Ali was so famous (and reviled in some circles) that he could walk down the street of any city or village on the planet and be recognized at the height of his fame. World leaders and celebrities were reduced to giddiness in his presence.

When he developed Parkinson’s disease as the result of the many blows to the head he suffered in the ring, he didn’t retreat from public view or feel sorry for himself. Much of the country fell in love with him again years after he left the ring when he carried the Olympic torch in advance of the Atlanta games in 1996. After all the doubt cast upon him for refusing to fight in Vietnam when he was drafted, it was clear that Ali truly loved his country.

Muhammad Ali once spelled out what he wanted as his legacy: “I would like to be remembered as a man who won the heavyweight title three times, who was humorous, and who treated everyone right.
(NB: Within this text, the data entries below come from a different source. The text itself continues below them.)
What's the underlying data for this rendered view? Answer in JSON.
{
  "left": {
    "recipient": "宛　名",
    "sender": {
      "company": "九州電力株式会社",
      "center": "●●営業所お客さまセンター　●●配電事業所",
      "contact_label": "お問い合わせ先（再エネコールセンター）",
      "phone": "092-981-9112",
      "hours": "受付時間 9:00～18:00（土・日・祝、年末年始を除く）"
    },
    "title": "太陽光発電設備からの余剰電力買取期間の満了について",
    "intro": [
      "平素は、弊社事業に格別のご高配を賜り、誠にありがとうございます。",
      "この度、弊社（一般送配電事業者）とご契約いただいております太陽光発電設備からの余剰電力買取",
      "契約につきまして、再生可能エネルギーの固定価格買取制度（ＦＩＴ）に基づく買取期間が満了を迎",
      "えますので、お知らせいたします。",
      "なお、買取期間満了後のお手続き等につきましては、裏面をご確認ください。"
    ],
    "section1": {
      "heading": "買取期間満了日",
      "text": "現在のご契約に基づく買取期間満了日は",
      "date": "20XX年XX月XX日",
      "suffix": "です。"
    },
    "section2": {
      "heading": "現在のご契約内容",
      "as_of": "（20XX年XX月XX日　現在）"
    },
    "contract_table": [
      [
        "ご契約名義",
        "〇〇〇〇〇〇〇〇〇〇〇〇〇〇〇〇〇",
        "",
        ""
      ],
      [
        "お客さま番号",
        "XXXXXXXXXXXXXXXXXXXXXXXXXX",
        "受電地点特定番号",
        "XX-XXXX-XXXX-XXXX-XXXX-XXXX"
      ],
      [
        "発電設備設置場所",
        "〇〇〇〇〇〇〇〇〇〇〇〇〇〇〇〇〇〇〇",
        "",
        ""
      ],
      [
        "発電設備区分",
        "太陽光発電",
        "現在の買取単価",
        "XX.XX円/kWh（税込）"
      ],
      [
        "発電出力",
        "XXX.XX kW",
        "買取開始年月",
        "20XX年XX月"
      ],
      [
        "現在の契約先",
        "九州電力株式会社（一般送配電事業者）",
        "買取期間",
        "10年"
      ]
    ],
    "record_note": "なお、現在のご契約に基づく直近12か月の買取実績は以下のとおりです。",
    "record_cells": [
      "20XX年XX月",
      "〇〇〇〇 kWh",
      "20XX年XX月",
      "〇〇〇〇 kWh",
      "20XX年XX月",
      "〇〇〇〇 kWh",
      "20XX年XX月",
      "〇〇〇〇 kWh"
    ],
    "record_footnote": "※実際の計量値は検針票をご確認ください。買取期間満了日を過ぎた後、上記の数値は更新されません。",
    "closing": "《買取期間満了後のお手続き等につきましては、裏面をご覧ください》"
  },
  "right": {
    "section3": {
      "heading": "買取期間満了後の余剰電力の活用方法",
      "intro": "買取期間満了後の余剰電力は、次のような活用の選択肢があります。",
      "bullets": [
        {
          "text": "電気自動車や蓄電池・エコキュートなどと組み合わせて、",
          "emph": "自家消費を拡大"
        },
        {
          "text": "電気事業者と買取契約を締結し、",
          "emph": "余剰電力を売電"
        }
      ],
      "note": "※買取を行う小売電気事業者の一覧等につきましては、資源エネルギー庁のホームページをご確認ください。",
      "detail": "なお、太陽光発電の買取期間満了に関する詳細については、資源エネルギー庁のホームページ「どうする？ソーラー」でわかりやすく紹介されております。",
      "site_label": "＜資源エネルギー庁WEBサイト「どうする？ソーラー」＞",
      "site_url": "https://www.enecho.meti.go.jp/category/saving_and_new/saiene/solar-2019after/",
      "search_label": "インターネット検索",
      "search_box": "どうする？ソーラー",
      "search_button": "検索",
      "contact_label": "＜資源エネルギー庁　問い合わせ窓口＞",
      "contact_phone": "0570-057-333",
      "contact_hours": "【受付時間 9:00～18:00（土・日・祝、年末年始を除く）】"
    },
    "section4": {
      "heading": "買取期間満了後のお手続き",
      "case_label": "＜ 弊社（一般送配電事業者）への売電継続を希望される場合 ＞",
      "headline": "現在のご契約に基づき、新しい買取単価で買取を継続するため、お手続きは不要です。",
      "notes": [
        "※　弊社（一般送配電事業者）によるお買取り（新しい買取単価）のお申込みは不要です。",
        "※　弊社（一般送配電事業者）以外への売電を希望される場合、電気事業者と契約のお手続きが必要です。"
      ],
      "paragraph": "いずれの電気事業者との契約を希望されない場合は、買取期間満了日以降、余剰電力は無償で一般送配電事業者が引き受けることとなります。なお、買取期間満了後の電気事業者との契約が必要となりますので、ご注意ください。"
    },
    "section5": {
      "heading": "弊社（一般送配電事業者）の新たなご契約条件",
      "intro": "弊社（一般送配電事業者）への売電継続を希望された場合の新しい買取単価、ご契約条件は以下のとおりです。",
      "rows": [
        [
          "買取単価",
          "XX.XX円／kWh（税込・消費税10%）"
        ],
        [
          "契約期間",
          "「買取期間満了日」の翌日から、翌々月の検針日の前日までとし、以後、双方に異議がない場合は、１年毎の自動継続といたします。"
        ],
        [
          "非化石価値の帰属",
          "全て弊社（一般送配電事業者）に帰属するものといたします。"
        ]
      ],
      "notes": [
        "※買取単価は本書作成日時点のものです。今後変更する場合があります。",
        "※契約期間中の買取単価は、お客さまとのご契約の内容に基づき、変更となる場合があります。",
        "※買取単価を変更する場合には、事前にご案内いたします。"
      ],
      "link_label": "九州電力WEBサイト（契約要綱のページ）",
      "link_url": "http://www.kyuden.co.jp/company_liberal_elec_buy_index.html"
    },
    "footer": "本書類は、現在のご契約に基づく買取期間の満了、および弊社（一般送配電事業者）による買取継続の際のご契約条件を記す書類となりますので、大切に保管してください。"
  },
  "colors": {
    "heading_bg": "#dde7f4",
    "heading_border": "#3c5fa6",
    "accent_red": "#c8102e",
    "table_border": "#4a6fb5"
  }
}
As a man who never looked down on those who looked up to him, and who helped as many people as he could. As a man who stood up for his beliefs no matter what. As a man who tried to unite all humankind through faith and love. And if all that’s too much, then I guess I’d settle for being remembered only as a great boxer who became a leader and a champion of his people. And I wouldn’t even mind if folks forgot how pretty I was.”

Yes, Muhammad Ali will be remembered for this and so much more.